El lumpenaje que asuela Asunción y las principales ciudades del país viene siendo desde hace un buen tiempo el supuesto origen de todos los males que acechan a la sociedad. Se ha instalado el repudio aparentemente generalizado desde los medios y las redes sociales; se han sobreactuado incidentes menores o mayores, y finalmente se ha logrado convertir el asunto en sujeto de la más ardorosa discusión política y social.
De esta manera, una buena cantidad de concejales municipales que aspiran a permanecer en sus cargos, comunicadores con aspiraciones mesiánicas e ínfulas intelectuales, y ciudadanos de modales políticamente correctos y de intenciones pretendidamente altruistas, no han encontrado mejor objetivo de ataques que la triste caterva de mendigos, desdentados, mocosos y discapacitados que pululan por las calles urbanas.
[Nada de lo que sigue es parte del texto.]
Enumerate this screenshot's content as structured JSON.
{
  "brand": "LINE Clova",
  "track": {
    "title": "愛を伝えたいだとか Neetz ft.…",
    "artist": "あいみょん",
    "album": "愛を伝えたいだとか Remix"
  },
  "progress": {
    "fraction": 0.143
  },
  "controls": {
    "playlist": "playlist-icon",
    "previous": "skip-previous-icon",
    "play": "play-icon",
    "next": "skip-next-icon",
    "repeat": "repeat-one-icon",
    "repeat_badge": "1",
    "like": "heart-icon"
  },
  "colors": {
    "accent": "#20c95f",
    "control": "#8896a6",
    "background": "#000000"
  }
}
Esos que están buscando el mendrugo o la dosis diaria –o ambas cosas a la vez–, mediante las tareas más indignas, son la inesperada presa de estos moderadores profesionales de la moral y las buenas costumbres.
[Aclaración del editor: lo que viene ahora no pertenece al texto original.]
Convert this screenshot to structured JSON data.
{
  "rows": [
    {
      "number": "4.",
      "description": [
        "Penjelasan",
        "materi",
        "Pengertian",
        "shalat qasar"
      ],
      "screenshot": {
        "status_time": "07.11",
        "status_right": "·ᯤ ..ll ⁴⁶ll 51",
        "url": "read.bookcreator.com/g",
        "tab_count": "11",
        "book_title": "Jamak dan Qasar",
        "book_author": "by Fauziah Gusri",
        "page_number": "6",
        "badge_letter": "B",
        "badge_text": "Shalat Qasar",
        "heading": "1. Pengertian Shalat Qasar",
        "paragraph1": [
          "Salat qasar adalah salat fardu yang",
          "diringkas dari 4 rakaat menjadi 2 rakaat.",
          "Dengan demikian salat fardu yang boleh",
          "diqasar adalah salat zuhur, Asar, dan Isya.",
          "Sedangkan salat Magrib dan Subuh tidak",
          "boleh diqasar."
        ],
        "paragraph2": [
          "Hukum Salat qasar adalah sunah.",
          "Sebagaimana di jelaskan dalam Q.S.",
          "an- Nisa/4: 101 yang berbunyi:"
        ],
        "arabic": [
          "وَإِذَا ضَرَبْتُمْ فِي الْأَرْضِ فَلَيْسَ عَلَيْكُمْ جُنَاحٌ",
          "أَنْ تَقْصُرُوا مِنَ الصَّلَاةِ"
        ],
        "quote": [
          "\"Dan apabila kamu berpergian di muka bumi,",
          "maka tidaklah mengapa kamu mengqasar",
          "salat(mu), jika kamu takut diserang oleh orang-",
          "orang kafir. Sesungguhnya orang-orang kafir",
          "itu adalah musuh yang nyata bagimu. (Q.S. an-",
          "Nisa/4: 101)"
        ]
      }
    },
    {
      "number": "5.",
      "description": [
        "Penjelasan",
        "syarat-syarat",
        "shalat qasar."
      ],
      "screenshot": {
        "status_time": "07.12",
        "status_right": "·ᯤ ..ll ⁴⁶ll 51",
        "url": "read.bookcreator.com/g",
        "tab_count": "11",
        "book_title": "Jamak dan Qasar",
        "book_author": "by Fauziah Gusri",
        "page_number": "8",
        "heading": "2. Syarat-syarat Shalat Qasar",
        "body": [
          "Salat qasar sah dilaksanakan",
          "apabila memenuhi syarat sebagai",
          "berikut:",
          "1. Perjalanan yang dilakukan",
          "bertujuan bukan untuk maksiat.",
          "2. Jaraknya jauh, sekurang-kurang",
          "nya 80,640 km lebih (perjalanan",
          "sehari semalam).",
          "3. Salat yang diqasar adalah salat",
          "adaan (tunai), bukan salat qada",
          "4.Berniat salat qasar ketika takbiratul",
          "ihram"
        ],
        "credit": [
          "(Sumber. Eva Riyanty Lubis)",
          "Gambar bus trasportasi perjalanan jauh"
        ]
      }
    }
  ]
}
A nadie se le ocurre pensar que estos marginales que tanto “afean” el paisaje son la consecuencia de un modelo económico que privilegia y hasta celebra la inequidad como única alternativa.
Superado apenas por Haití, el Paraguay es el país más desigual del continente. Y en tanto se sostenga ese modelo, con grandes dosis de desfasaje tributario y muy escasa conciencia solidaria de parte de los sectores que tienen más, será inevitable la molesta presencia de cuidacoches, limpiavidrios y otras especies humanas similares que tanto nos irritan.
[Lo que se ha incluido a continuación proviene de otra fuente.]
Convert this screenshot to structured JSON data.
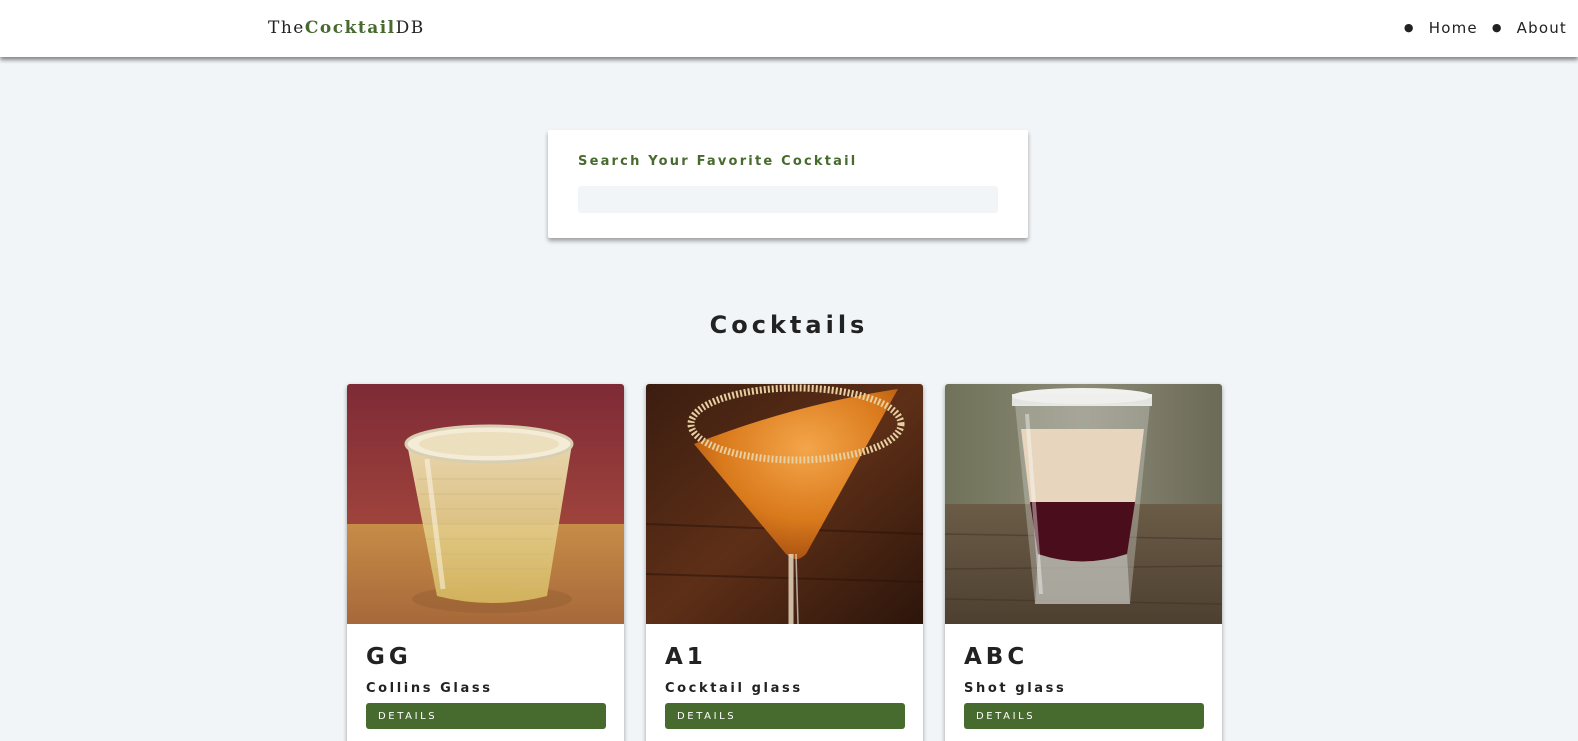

En pocas palabras: nos enojamos con la enfermedad, pero nunca con el mal que la causa. Pretendemos erradicar la pobreza mediante decretos, ordenanzas y amparos judiciales, cuando en realidad todos sabemos que la basura escondida bajo la alfombra tarde o temprano volverá a aparecer.
Digámoslo claramente: según el modelo actual, en el Paraguay no hay boom exportador de soja y carne sin deforestación masiva e impune. No existe industrialización sin contaminación; sobre todo si no se respetan mínimamente las leyes ambientales. No hay posibilidad alguna de generar fuentes de trabajo dignas sin freno al contrabando. No hay política incluyente y participativa sin castigo severo a la delincuencia que alimenta y sostiene a la mayoría de los partidos y candidatos.
Se trata de una ecuación imposible: no habrá calles despejadas de andrajosos bichicomes, ni desaparecerán los niños indígenas que duermen bajo los viaductos, mientras sostengamos orondamente uno de los modelos más desiguales del orbe. Así de sencillo.